This issue is for the tracking and brainstorming of the implementation of BIP 77 Async Payjoin into the wallet.
- HPKE #32617
- The rest :)
Async Payjoin utilizes an external Directory server to allow the Sender and Receiver to communicate with each other without needing to operate any infrastructure. The servers are reached using RFC 9458 Oblivious HTTP (OHTTP) relays to avoid revealing the IPs of the Sender and Receiver to the Directory. All communication between the Sender or Recevier to the OHTTP Relay is encrypted, as described in the OHTTP RFC. Additionally, the payload data itself is encrypted with methodology similar to OHTTP to prevent the Directory from being able to read the transaction data.

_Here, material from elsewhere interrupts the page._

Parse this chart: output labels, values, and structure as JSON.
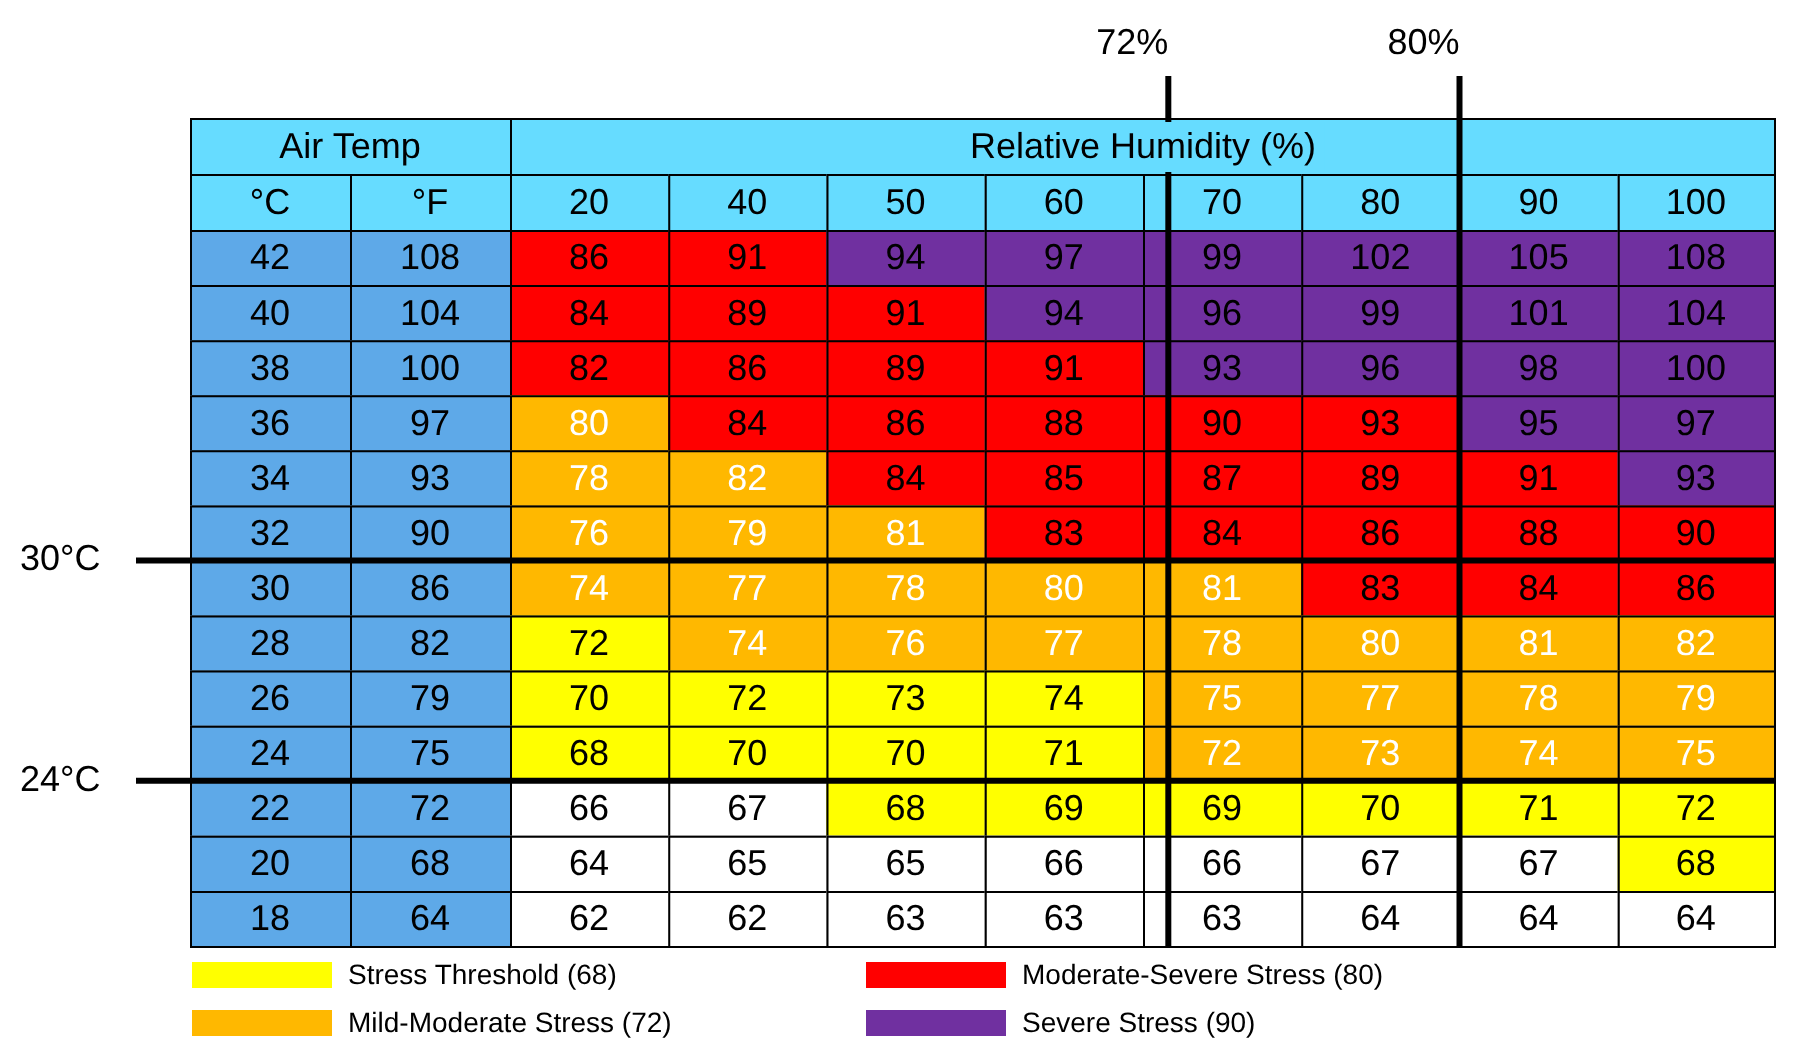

The cryptography uses things that we already have in the project. Specifically, all keys used are EC keys on secp256k1, keys are exchanged using DH, and encryption is done with ChaCha20Poly1305. Pubkeys included directly in the payload (ephemeral keys used to do additional key exchanges for responses) are encoded with ElligatorSwift. All of these algorithms are already included in the project to support BIP 324, so it should not be difficult to reuse them for Async Payjoin.

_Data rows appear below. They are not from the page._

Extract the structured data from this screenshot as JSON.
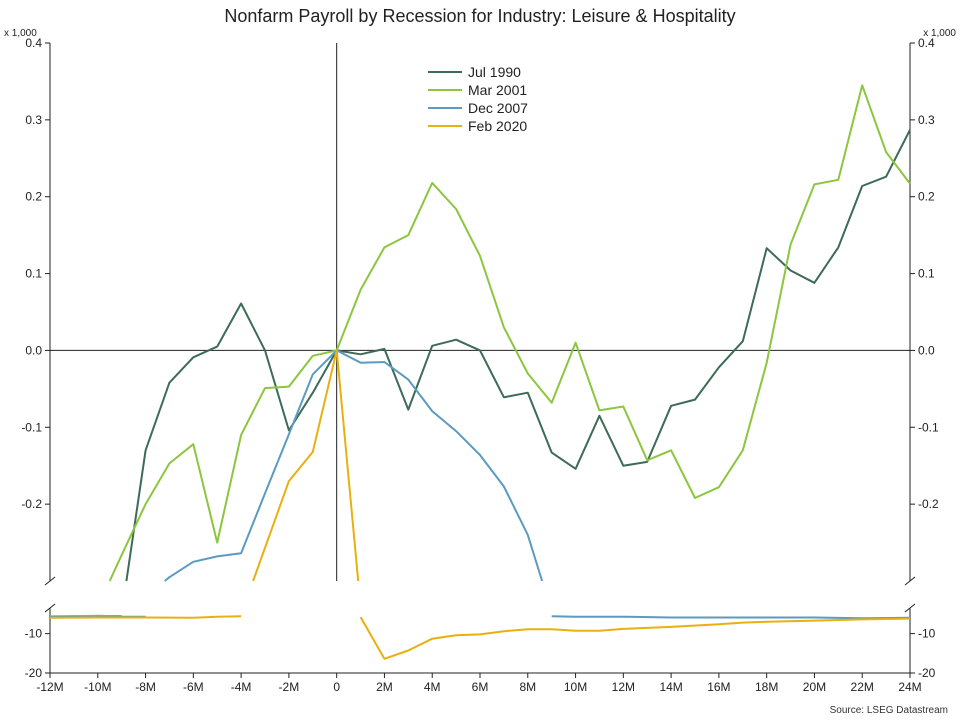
{
  "chart_data": {
    "type": "line",
    "title": "Nonfarm Payroll by Recession for Industry: Leisure & Hospitality",
    "source": "Source: LSEG Datastream",
    "unit_left": "x 1,000",
    "unit_right": "x 1,000",
    "x_label_months": [
      -12,
      -10,
      -8,
      -6,
      -4,
      -2,
      0,
      2,
      4,
      6,
      8,
      10,
      12,
      14,
      16,
      18,
      20,
      22,
      24
    ],
    "x_tick_labels": [
      "-12M",
      "-10M",
      "-8M",
      "-6M",
      "-4M",
      "-2M",
      "0",
      "2M",
      "4M",
      "6M",
      "8M",
      "10M",
      "12M",
      "14M",
      "16M",
      "18M",
      "20M",
      "22M",
      "24M"
    ],
    "upper_panel": {
      "ylim": [
        -0.3,
        0.4
      ],
      "tick_values": [
        0.4,
        0.3,
        0.2,
        0.1,
        0.0,
        -0.1,
        -0.2
      ],
      "tick_labels": [
        "0.4",
        "0.3",
        "0.2",
        "0.1",
        "0.0",
        "-0.1",
        "-0.2"
      ]
    },
    "lower_panel": {
      "ylim": [
        -20,
        -3.5
      ],
      "tick_values": [
        -10,
        -20
      ],
      "tick_labels": [
        "-10",
        "-20"
      ]
    },
    "legend_position": "top-center",
    "series": [
      {
        "name": "Jul 1990",
        "color": "#3d6b57",
        "upper": [
          [
            -8.8,
            -0.3
          ],
          [
            -8,
            -0.13
          ],
          [
            -7,
            -0.042
          ],
          [
            -6,
            -0.009
          ],
          [
            -5,
            0.005
          ],
          [
            -4,
            0.061
          ],
          [
            -3,
            0.0
          ],
          [
            -2,
            -0.104
          ],
          [
            -1,
            -0.055
          ],
          [
            0,
            0.0
          ],
          [
            1,
            -0.005
          ],
          [
            2,
            0.002
          ],
          [
            3,
            -0.077
          ],
          [
            4,
            0.006
          ],
          [
            5,
            0.014
          ],
          [
            6,
            0.0
          ],
          [
            7,
            -0.061
          ],
          [
            8,
            -0.055
          ],
          [
            9,
            -0.133
          ],
          [
            10,
            -0.154
          ],
          [
            11,
            -0.085
          ],
          [
            12,
            -0.15
          ],
          [
            13,
            -0.145
          ],
          [
            14,
            -0.072
          ],
          [
            15,
            -0.064
          ],
          [
            16,
            -0.022
          ],
          [
            17,
            0.012
          ],
          [
            18,
            0.133
          ],
          [
            19,
            0.104
          ],
          [
            20,
            0.088
          ],
          [
            21,
            0.134
          ],
          [
            22,
            0.214
          ],
          [
            23,
            0.226
          ],
          [
            24,
            0.287
          ]
        ],
        "lower": [
          [
            -12,
            -5.7
          ],
          [
            -10,
            -5.5
          ],
          [
            -9,
            -5.6
          ]
        ]
      },
      {
        "name": "Mar 2001",
        "color": "#8cc63f",
        "upper": [
          [
            -9.5,
            -0.3
          ],
          [
            -9,
            -0.266
          ],
          [
            -8,
            -0.2
          ],
          [
            -7,
            -0.147
          ],
          [
            -6,
            -0.122
          ],
          [
            -5,
            -0.25
          ],
          [
            -4,
            -0.11
          ],
          [
            -3,
            -0.049
          ],
          [
            -2,
            -0.047
          ],
          [
            -1,
            -0.007
          ],
          [
            0,
            0.0
          ],
          [
            1,
            0.079
          ],
          [
            2,
            0.134
          ],
          [
            3,
            0.15
          ],
          [
            4,
            0.218
          ],
          [
            5,
            0.184
          ],
          [
            6,
            0.123
          ],
          [
            7,
            0.03
          ],
          [
            8,
            -0.03
          ],
          [
            9,
            -0.068
          ],
          [
            10,
            0.01
          ],
          [
            11,
            -0.078
          ],
          [
            12,
            -0.073
          ],
          [
            13,
            -0.143
          ],
          [
            14,
            -0.13
          ],
          [
            15,
            -0.192
          ],
          [
            16,
            -0.178
          ],
          [
            17,
            -0.13
          ],
          [
            18,
            -0.016
          ],
          [
            19,
            0.138
          ],
          [
            20,
            0.216
          ],
          [
            21,
            0.222
          ],
          [
            22,
            0.345
          ],
          [
            23,
            0.258
          ],
          [
            24,
            0.217
          ]
        ],
        "lower": [
          [
            -12,
            -5.6
          ],
          [
            -10,
            -5.5
          ],
          [
            -9,
            -5.6
          ]
        ]
      },
      {
        "name": "Dec 2007",
        "color": "#5b9bbf",
        "upper": [
          [
            -7.2,
            -0.3
          ],
          [
            -7,
            -0.295
          ],
          [
            -6,
            -0.275
          ],
          [
            -5,
            -0.268
          ],
          [
            -4,
            -0.264
          ],
          [
            -3,
            -0.186
          ],
          [
            -2,
            -0.109
          ],
          [
            -1,
            -0.031
          ],
          [
            0,
            0.0
          ],
          [
            1,
            -0.016
          ],
          [
            2,
            -0.015
          ],
          [
            3,
            -0.038
          ],
          [
            4,
            -0.079
          ],
          [
            5,
            -0.105
          ],
          [
            6,
            -0.136
          ],
          [
            7,
            -0.177
          ],
          [
            8,
            -0.24
          ],
          [
            8.6,
            -0.3
          ]
        ],
        "lower": [
          [
            -12,
            -5.8
          ],
          [
            -10,
            -5.7
          ],
          [
            -8,
            -5.7
          ],
          [
            9,
            -5.6
          ],
          [
            10,
            -5.7
          ],
          [
            12,
            -5.7
          ],
          [
            14,
            -5.9
          ],
          [
            16,
            -5.9
          ],
          [
            18,
            -5.9
          ],
          [
            20,
            -5.9
          ],
          [
            22,
            -6.1
          ],
          [
            24,
            -6.0
          ]
        ]
      },
      {
        "name": "Feb 2020",
        "color": "#e8b010",
        "upper": [
          [
            -3.5,
            -0.3
          ],
          [
            -2,
            -0.17
          ],
          [
            -1,
            -0.132
          ],
          [
            0,
            0.0
          ],
          [
            0.9,
            -0.3
          ]
        ],
        "lower": [
          [
            -12,
            -6.0
          ],
          [
            -10,
            -5.9
          ],
          [
            -8,
            -5.9
          ],
          [
            -6,
            -6.0
          ],
          [
            -5,
            -5.7
          ],
          [
            -4,
            -5.6
          ],
          [
            1,
            -5.8
          ],
          [
            2,
            -16.4
          ],
          [
            3,
            -14.3
          ],
          [
            4,
            -11.3
          ],
          [
            5,
            -10.4
          ],
          [
            6,
            -10.2
          ],
          [
            7,
            -9.4
          ],
          [
            8,
            -8.9
          ],
          [
            9,
            -8.9
          ],
          [
            10,
            -9.3
          ],
          [
            11,
            -9.3
          ],
          [
            12,
            -8.8
          ],
          [
            14,
            -8.3
          ],
          [
            16,
            -7.6
          ],
          [
            17,
            -7.2
          ],
          [
            18,
            -7.0
          ],
          [
            20,
            -6.7
          ],
          [
            22,
            -6.4
          ],
          [
            23,
            -6.3
          ],
          [
            24,
            -6.2
          ]
        ]
      }
    ]
  }
}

OHTTP itself is encrypted using the aforementioned cryptography. It uses plain HTTP, not HTTPS, so there is no need to include anything related to TLS.

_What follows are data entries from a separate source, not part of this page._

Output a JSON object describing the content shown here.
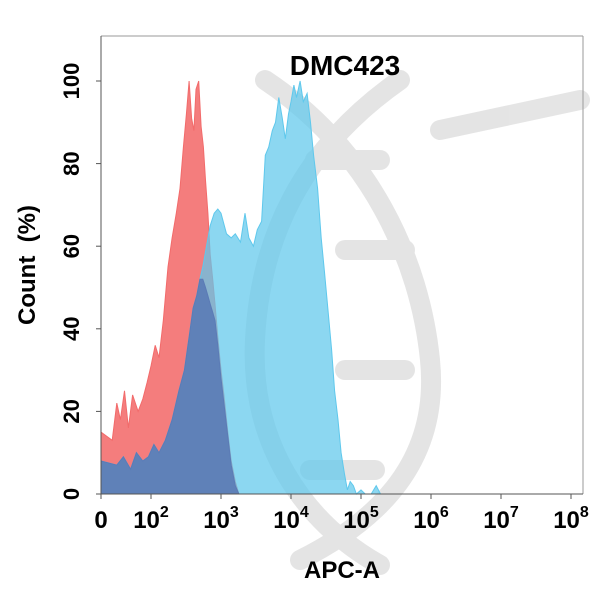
{
  "chart_data": {
    "type": "area",
    "title": "DMC423",
    "xlabel": "APC-A",
    "ylabel": "Count  (%)",
    "x_scale": "biexponential",
    "ylim": [
      0,
      100
    ],
    "y_ticks": [
      "0",
      "20",
      "40",
      "60",
      "80",
      "100"
    ],
    "x_ticks": [
      {
        "value": 0,
        "base": "0",
        "exp": ""
      },
      {
        "value": 100,
        "base": "10",
        "exp": "2"
      },
      {
        "value": 1000,
        "base": "10",
        "exp": "3"
      },
      {
        "value": 10000,
        "base": "10",
        "exp": "4"
      },
      {
        "value": 100000,
        "base": "10",
        "exp": "5"
      },
      {
        "value": 1000000,
        "base": "10",
        "exp": "6"
      },
      {
        "value": 10000000,
        "base": "10",
        "exp": "7"
      },
      {
        "value": 100000000,
        "base": "10",
        "exp": "8"
      }
    ],
    "grid": false,
    "legend": "none",
    "series": [
      {
        "color": "#f26b6b",
        "opacity": 0.88,
        "points": [
          [
            0,
            15
          ],
          [
            5,
            13
          ],
          [
            10,
            22
          ],
          [
            15,
            18
          ],
          [
            22,
            25
          ],
          [
            30,
            16
          ],
          [
            40,
            24
          ],
          [
            55,
            20
          ],
          [
            70,
            23
          ],
          [
            85,
            27
          ],
          [
            100,
            31
          ],
          [
            115,
            36
          ],
          [
            130,
            33
          ],
          [
            150,
            42
          ],
          [
            175,
            55
          ],
          [
            200,
            62
          ],
          [
            230,
            68
          ],
          [
            260,
            74
          ],
          [
            290,
            84
          ],
          [
            320,
            92
          ],
          [
            350,
            100
          ],
          [
            380,
            91
          ],
          [
            410,
            88
          ],
          [
            440,
            98
          ],
          [
            480,
            100
          ],
          [
            520,
            89
          ],
          [
            560,
            84
          ],
          [
            600,
            76
          ],
          [
            650,
            68
          ],
          [
            700,
            58
          ],
          [
            760,
            52
          ],
          [
            820,
            46
          ],
          [
            900,
            38
          ],
          [
            1000,
            30
          ],
          [
            1100,
            24
          ],
          [
            1250,
            15
          ],
          [
            1400,
            8
          ],
          [
            1600,
            3
          ],
          [
            1800,
            0
          ]
        ]
      },
      {
        "color": "#5fc8ec",
        "opacity": 0.72,
        "points": [
          [
            0,
            8
          ],
          [
            10,
            7
          ],
          [
            20,
            9
          ],
          [
            35,
            6
          ],
          [
            50,
            10
          ],
          [
            70,
            8
          ],
          [
            90,
            9
          ],
          [
            110,
            12
          ],
          [
            130,
            10
          ],
          [
            160,
            13
          ],
          [
            200,
            18
          ],
          [
            250,
            25
          ],
          [
            300,
            30
          ],
          [
            350,
            38
          ],
          [
            400,
            45
          ],
          [
            450,
            48
          ],
          [
            500,
            52
          ],
          [
            550,
            55
          ],
          [
            620,
            60
          ],
          [
            700,
            65
          ],
          [
            800,
            68
          ],
          [
            900,
            69
          ],
          [
            1000,
            68
          ],
          [
            1200,
            63
          ],
          [
            1400,
            62
          ],
          [
            1600,
            63
          ],
          [
            1900,
            61
          ],
          [
            2200,
            68
          ],
          [
            2500,
            62
          ],
          [
            2900,
            60
          ],
          [
            3300,
            64
          ],
          [
            3800,
            66
          ],
          [
            4300,
            82
          ],
          [
            4800,
            84
          ],
          [
            5400,
            88
          ],
          [
            6000,
            90
          ],
          [
            6700,
            96
          ],
          [
            7500,
            91
          ],
          [
            8300,
            86
          ],
          [
            9200,
            92
          ],
          [
            10000,
            95
          ],
          [
            11000,
            99
          ],
          [
            12000,
            96
          ],
          [
            13500,
            100
          ],
          [
            15000,
            95
          ],
          [
            17000,
            97
          ],
          [
            19000,
            90
          ],
          [
            21000,
            82
          ],
          [
            24000,
            74
          ],
          [
            27000,
            62
          ],
          [
            30000,
            54
          ],
          [
            34000,
            44
          ],
          [
            38000,
            35
          ],
          [
            42000,
            25
          ],
          [
            47000,
            18
          ],
          [
            52000,
            10
          ],
          [
            58000,
            5
          ],
          [
            64000,
            1
          ],
          [
            70000,
            3
          ],
          [
            78000,
            2
          ],
          [
            86000,
            0
          ],
          [
            100000,
            1
          ],
          [
            115000,
            0
          ],
          [
            140000,
            0
          ],
          [
            165000,
            2
          ],
          [
            190000,
            0
          ],
          [
            250000,
            0
          ]
        ]
      },
      {
        "color": "#5b7bb6",
        "opacity": 0.9,
        "points": [
          [
            0,
            8
          ],
          [
            10,
            7
          ],
          [
            20,
            9
          ],
          [
            35,
            6
          ],
          [
            50,
            10
          ],
          [
            70,
            8
          ],
          [
            90,
            9
          ],
          [
            110,
            12
          ],
          [
            130,
            10
          ],
          [
            160,
            13
          ],
          [
            200,
            18
          ],
          [
            250,
            25
          ],
          [
            300,
            30
          ],
          [
            350,
            38
          ],
          [
            400,
            45
          ],
          [
            450,
            48
          ],
          [
            500,
            52
          ],
          [
            550,
            52
          ],
          [
            600,
            50
          ],
          [
            650,
            48
          ],
          [
            700,
            46
          ],
          [
            760,
            44
          ],
          [
            820,
            42
          ],
          [
            900,
            36
          ],
          [
            1000,
            28
          ],
          [
            1100,
            22
          ],
          [
            1250,
            14
          ],
          [
            1400,
            7
          ],
          [
            1600,
            2
          ],
          [
            1800,
            0
          ]
        ]
      }
    ]
  }
}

The general operation of Async Payjoin is:
- The Receiver produces a Bitcoin URI containing a parameter which includes the URL of a mailbox endpoint on a Directory server (i.e. some URL for the Sender to POST to). The URL additionally contains the public key of the Directory itself, and an ephemeral(ish)public key of the Receiver.
- The Receiver provides the URI to the Sender out of band.
- The Sender generates an ephemeral public key, performs a key exchange with the Receiver’s ephemeral key to compute a shared secret. This shared secret is used with ChaCha20-Poly1305 to encrypt:
- A new ephemeral pubkey for the key exchange for the reply (Reply Key)
- The Original PSBT which pays the receiver
 
- The Sender connects to the specified Directory server via a OHTTP Relay, performing a DH key exchange with the Directory public key, and encrypting the ElligatorSwift encoding of their Reply Key and the encrypted payload produced in the previous step. The payload is POSTed to the specified mailbox endpoint.
- The Receiver polls the Directory server at the mailbox endpoint until it receives the Sender’s payload.
- The Receiver performs DHKE with the Sender’s ephemeral key, then decrypts the encrypted payload.
- The Receiver produces a Proposal PSBT which is the Sender’s Original PSBT modified with the Receiver’s inputs and outputs, as well as any necessary signatures and witnesses.
- The Receiver generates a new ephemeral key to perform DHKE with the Sender’s Reply Key, and uses the shared secret to encrypt their Proposal PSBT
- The Receiver connects to the previously specified Directory via a OHTTP Relay, and provides an encapsulated payload of the ElligatorSwift encoding of their ephemeral key. The payload is POSTed to a new mailbox endpoint derived from the Sender’s Reply Key.
- The Sender polls the Directory server at the mailbox endpoint derived from their Reply Key until it receives the Receiver’s payload.
- The Sender performs DHKE with the Receiver’s new ephemeral key, decrypts the Proposal PSBT, validates and signs it. The Sender broadcasts the final transaction.
Additionally, the original Bitcoin URI contains an expiration time. This is used by both the Sender and Receiver to have a timeout on polling the Directory. The Receiver can also broadcast the Original PSBT and the Sender should stop polling if it sees that be broadcast.
There are a few questions that need to be answered for implementing Async Payjoin
- If we are the Receiver, how do we get the pubkey of the Directory. Some suggestions are:
- The user gets it out of band somehow
- OHTTP specifies a way to do key discovery by querying the server directly without OHTTP. But this both requires TLS, and reveals our IP unless some other IP hiding method is used.
- A set of keys are hard coded into the software. (ew)
 
- How do we choose which OHTTP relay to use?
- What is the polling interval?
- What shows in the GUI when we are waiting for and polling the Directory, for both Receivers and Senders?
- We should not be automatically signing transactions for our users:
- How will Senders using the GUI be notified and prompted when a reply is received so that the PSBT can be signed?
- How will Senders using the CLI know when a reply was received and that a PSBT needs to be signed?